Neonatal conjunctivitis (ophthalmia neonatorum). Conjunctivitis in a baby aged under 28 days is classified differently and managed more urgently. The most significant causes are Neisseria gonorrhoeae and Chlamydia trachomatis, both transmitted from the birth canal during delivery. Gonococcal conjunctivitis presents within the first 2-5 days with severe, rapidly progressive purulent discharge and carries a risk of corneal perforation if untreated. Chlamydial conjunctivitis presents at 5-14 days. Both require systemic antibiotic treatment, not just eye drops. Any conjunctivitis in the neonatal period warrants prompt clinical assessment for this reason.

Home Management

For conjunctivitis in children beyond the newborn period without red flag features:

Cleaning the discharge. Gently wipe discharge from the inner corner outward using cooled boiled water and a clean cotton pad or gauze. Use a separate piece for each eye; wash hands before and after. This is the most important step and is sufficient for many mild cases.

Hygiene. Avoid sharing towels or face cloths. Encourage hand washing. Children with conjunctivitis can return to nursery or school as NHS guidance no longer recommends exclusion for conjunctivitis alone, though many settings have their own policies.

Contact lenses. Children who wear contact lenses should switch to glasses until the conjunctivitis has resolved.

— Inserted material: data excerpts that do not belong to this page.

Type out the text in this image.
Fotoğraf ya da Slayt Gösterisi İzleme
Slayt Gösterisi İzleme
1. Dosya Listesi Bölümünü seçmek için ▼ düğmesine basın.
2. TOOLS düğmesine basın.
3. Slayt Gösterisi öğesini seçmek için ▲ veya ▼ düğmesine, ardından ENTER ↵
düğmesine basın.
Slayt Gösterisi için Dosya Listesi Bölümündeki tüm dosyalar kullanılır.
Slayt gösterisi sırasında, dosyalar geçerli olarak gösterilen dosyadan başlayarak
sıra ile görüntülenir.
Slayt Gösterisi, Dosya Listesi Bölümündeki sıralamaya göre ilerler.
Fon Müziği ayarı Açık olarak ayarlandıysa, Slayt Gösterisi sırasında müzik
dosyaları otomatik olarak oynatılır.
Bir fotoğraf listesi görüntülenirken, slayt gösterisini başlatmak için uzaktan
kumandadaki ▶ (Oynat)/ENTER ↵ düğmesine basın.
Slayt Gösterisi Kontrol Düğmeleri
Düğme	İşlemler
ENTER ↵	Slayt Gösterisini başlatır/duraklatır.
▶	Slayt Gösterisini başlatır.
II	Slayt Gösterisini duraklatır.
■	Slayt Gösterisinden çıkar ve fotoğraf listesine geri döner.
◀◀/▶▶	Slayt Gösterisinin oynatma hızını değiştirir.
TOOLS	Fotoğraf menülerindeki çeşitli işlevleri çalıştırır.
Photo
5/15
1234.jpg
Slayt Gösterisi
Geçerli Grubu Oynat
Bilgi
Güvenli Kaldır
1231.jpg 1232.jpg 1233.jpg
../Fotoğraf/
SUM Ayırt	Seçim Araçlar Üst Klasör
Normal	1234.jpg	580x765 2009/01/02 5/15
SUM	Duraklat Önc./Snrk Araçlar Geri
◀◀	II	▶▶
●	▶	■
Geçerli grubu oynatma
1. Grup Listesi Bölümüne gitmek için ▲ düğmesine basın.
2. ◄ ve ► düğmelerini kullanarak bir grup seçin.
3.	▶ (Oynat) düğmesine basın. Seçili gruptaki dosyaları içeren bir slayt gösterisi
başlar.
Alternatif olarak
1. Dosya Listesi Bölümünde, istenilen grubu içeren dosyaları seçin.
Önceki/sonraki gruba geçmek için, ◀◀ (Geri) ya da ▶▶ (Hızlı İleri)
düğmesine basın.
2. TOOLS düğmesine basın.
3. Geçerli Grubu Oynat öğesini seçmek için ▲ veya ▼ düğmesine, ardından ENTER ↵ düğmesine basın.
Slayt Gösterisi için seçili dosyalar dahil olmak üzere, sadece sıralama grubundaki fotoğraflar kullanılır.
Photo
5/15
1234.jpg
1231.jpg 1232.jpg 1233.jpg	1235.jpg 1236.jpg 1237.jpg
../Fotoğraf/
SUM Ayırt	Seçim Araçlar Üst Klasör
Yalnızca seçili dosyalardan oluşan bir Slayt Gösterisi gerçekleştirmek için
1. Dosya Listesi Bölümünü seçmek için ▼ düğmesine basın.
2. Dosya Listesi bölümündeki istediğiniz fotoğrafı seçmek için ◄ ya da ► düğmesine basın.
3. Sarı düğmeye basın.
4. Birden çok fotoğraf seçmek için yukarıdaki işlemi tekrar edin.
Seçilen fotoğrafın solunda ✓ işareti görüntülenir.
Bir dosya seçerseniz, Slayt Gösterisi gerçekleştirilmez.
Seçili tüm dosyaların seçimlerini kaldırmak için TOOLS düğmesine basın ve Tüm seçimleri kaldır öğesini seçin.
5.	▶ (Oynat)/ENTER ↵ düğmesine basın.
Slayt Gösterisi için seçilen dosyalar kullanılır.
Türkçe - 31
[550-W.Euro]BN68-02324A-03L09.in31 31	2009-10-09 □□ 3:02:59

Red Flags and When to See a Doctor

Most conjunctivitis in children does not require urgent assessment. However, immediate assessment is needed for: significant eye pain (not just mild discomfort); reduced vision or blurred vision; photophobia (discomfort in bright light); redness of the white of the eye that is severe or does not appear to be in the conjunctiva; cloudiness of the cornea; or any conjunctivitis in a baby under 28 days. These features can indicate a more serious condition such as keratitis (corneal infection), uveitis, or – in the case of neonatal conjunctivitis – systemic infection.

Key Takeaways

Conjunctivitis (inflammation of the clear membrane covering the eye) is very common in children and has several causes: viral, bacterial, allergic, and in newborns, chemical or infective. Most cases of viral and bacterial conjunctivitis in children older than a few weeks resolve without antibiotic treatment. Cleaning sticky discharge with cooled boiled water and a clean cotton pad is effective first-line management. Antibiotic eye drops are prescribed when there is significant discharge and the child is not improving, or in neonates where conjunctivitis carries a greater risk. Urgent assessment is needed if there is associated eye pain, reduced vision, photophobia, or redness of the white of the eye that does not move with the eyelid.